Des ingénieurs confieront la sécurité de la future base lunaire à des robots biomimétiques
Des ingénieurs chinois ont développé un concept visant à utiliser des systèmes d'intelligence artificielle autonomes à quatre pattes pour patrouiller le territoire de la future Station internationale de recherche lunaire et réduire la pression psychologique sur l'équipage. Les robots géreront les opérations dangereuses et routinières, notamment la surveillance, la collecte d'échantillons, la prospection de glace, la construction de modules et serviront de compagnons intelligents.
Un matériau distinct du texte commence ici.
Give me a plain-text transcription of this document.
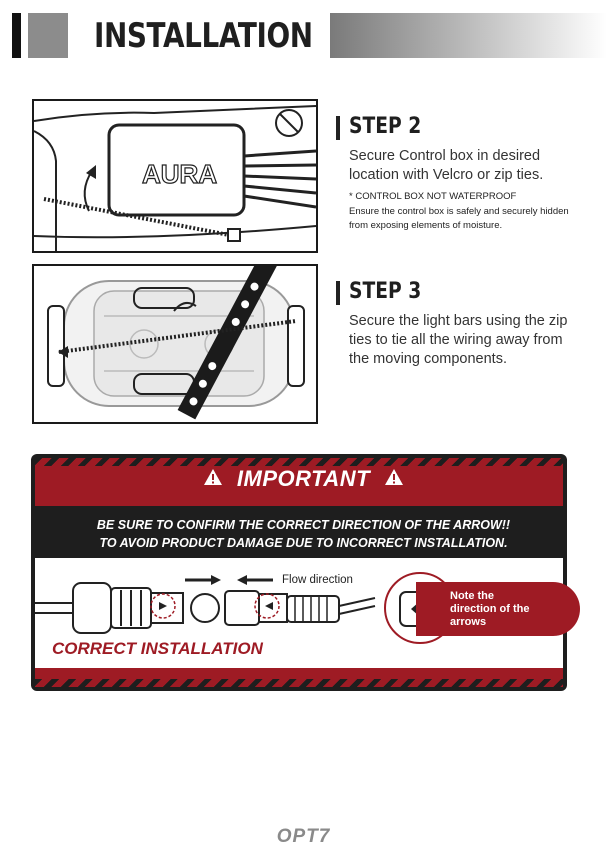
INSTALLATION
AURA
STEP 2
Secure Control box in desired location with Velcro or zip ties.
* CONTROL BOX NOT WATERPROOF
Ensure the control box is safely and securely hidden from exposing elements of moisture.
STEP 3
Secure the light bars using the zip ties to tie all the wiring away from the moving components.
IMPORTANT
BE SURE TO CONFIRM THE CORRECT DIRECTION OF THE ARROW!!
TO AVOID PRODUCT DAMAGE DUE TO INCORRECT INSTALLATION.
Note the direction of the arrows
Flow direction
CORRECT INSTALLATION
OPT7
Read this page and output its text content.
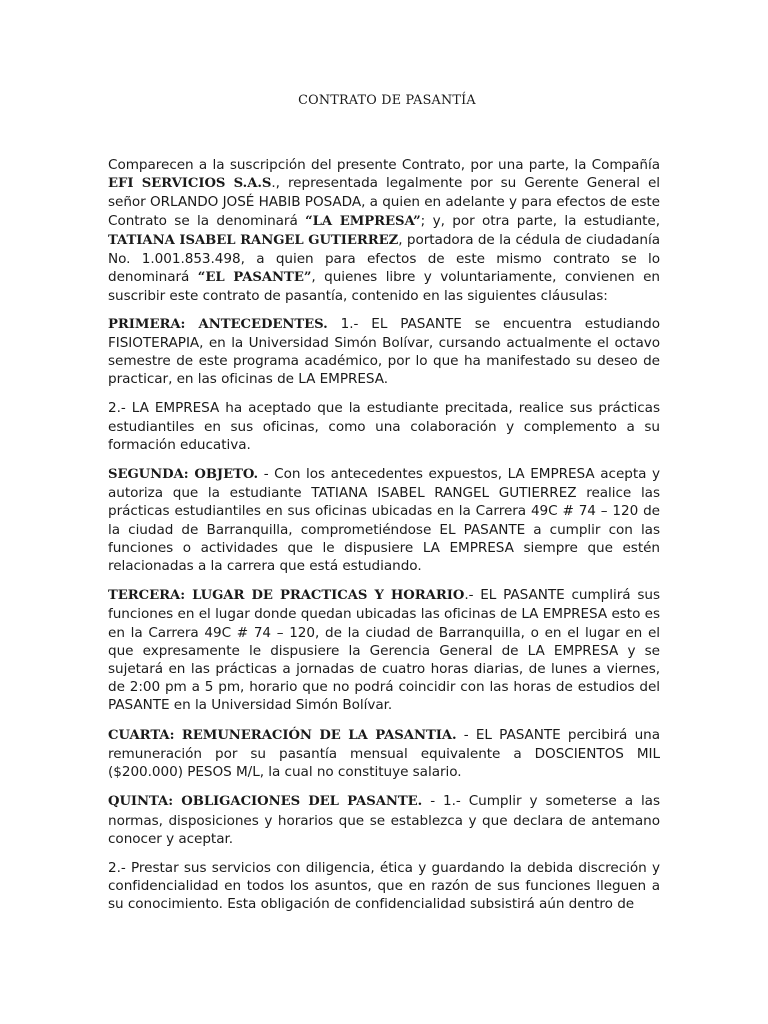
CONTRATO DE PASANTÍA

Comparecen a la suscripción del presente Contrato, por una parte, la Compañía EFI SERVICIOS S.A.S., representada legalmente por su Gerente General el señor ORLANDO JOSÉ HABIB POSADA, a quien en adelante y para efectos de este Contrato se la denominará “LA EMPRESA”; y, por otra parte, la estudiante, TATIANA ISABEL RANGEL GUTIERREZ, portadora de la cédula de ciudadanía No. 1.001.853.498, a quien para efectos de este mismo contrato se lo denominará “EL PASANTE”, quienes libre y voluntariamente, convienen en suscribir este contrato de pasantía, contenido en las siguientes cláusulas:

PRIMERA: ANTECEDENTES. 1.- EL PASANTE se encuentra estudiando FISIOTERAPIA, en la Universidad Simón Bolívar, cursando actualmente el octavo semestre de este programa académico, por lo que ha manifestado su deseo de practicar, en las oficinas de LA EMPRESA.

2.- LA EMPRESA ha aceptado que la estudiante precitada, realice sus prácticas estudiantiles en sus oficinas, como una colaboración y complemento a su formación educativa.

SEGUNDA: OBJETO. - Con los antecedentes expuestos, LA EMPRESA acepta y autoriza que la estudiante TATIANA ISABEL RANGEL GUTIERREZ realice las prácticas estudiantiles en sus oficinas ubicadas en la Carrera 49C # 74 – 120 de la ciudad de Barranquilla, comprometiéndose EL PASANTE a cumplir con las funciones o actividades que le dispusiere LA EMPRESA siempre que estén relacionadas a la carrera que está estudiando.

TERCERA: LUGAR DE PRACTICAS Y HORARIO.- EL PASANTE cumplirá sus funciones en el lugar donde quedan ubicadas las oficinas de LA EMPRESA esto es en la Carrera 49C # 74 – 120, de la ciudad de Barranquilla, o en el lugar en el que expresamente le dispusiere la Gerencia General de LA EMPRESA y se sujetará en las prácticas a jornadas de cuatro horas diarias, de lunes a viernes, de 2:00 pm a 5 pm, horario que no podrá coincidir con las horas de estudios del PASANTE en la Universidad Simón Bolívar.

CUARTA: REMUNERACIÓN DE LA PASANTIA. - EL PASANTE percibirá una remuneración por su pasantía mensual equivalente a DOSCIENTOS MIL ($200.000) PESOS M/L, la cual no constituye salario.

QUINTA: OBLIGACIONES DEL PASANTE. - 1.- Cumplir y someterse a las normas, disposiciones y horarios que se establezca y que declara de antemano conocer y aceptar.

2.- Prestar sus servicios con diligencia, ética y guardando la debida discreción y confidencialidad en todos los asuntos, que en razón de sus funciones lleguen a su conocimiento. Esta obligación de confidencialidad subsistirá aún dentro de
Des ingénieurs de l'Académie chinoise des technologies spatiales ont dévoilé les détails d'un vaste plan visant à automatiser les futures installations extraterrestres. Selon le programme spatial approuvé, les premiers taïkonautes doivent alunir d'ici 2030, et une configuration de base d'un complexe permanent destiné à des séjours de longue durée par des chercheurs internationaux devrait être déployée près du pôle sud d'ici 2035. Des chiens robots spécialisés joueront un rôle clé dans la construction et la sécurité de cet avant-poste. Les dispositifs autonomes effectueront les opérations les plus dangereuses et les plus routinières sur la surface lunaire, notamment la surveillance continue du territoire pour identifier les menaces radiologiques et celles liées au relief, la collecte d'échantillons géologiques et la prospection de gisements de glace d'eau. Les matières premières collectées sont destinées à être utilisées sur place pour produire de l'eau potable, de l'oxygène technique et des composants de carburant pour fusées. Les machines biomimétiques auront également pour mission de construire des modules d'habitation étanches à l'intérieur de tubes de lave et sur terrain découvert, grâce à des technologies d'impression 3D à partir du régolithe local. Outre leurs fonctions utilitaires de construction et de sécurité, les robots agiront comme des compagnons intelligents ; les développeurs ont intégré des algorithmes de reconnaissance vocale et de dialogue pour réduire le stress chronique et prévenir l'épuisement émotionnel chez les spécialistes isolés de la Terre. Les principaux obstacles techniques restent l'absence d'infrastructure de navigation sur la Lune et le manque de données réelles pour entraîner les réseaux neuronaux, ce qui oblige les algorithmes à fonctionner en pleine autonomie sans droit à l'erreur.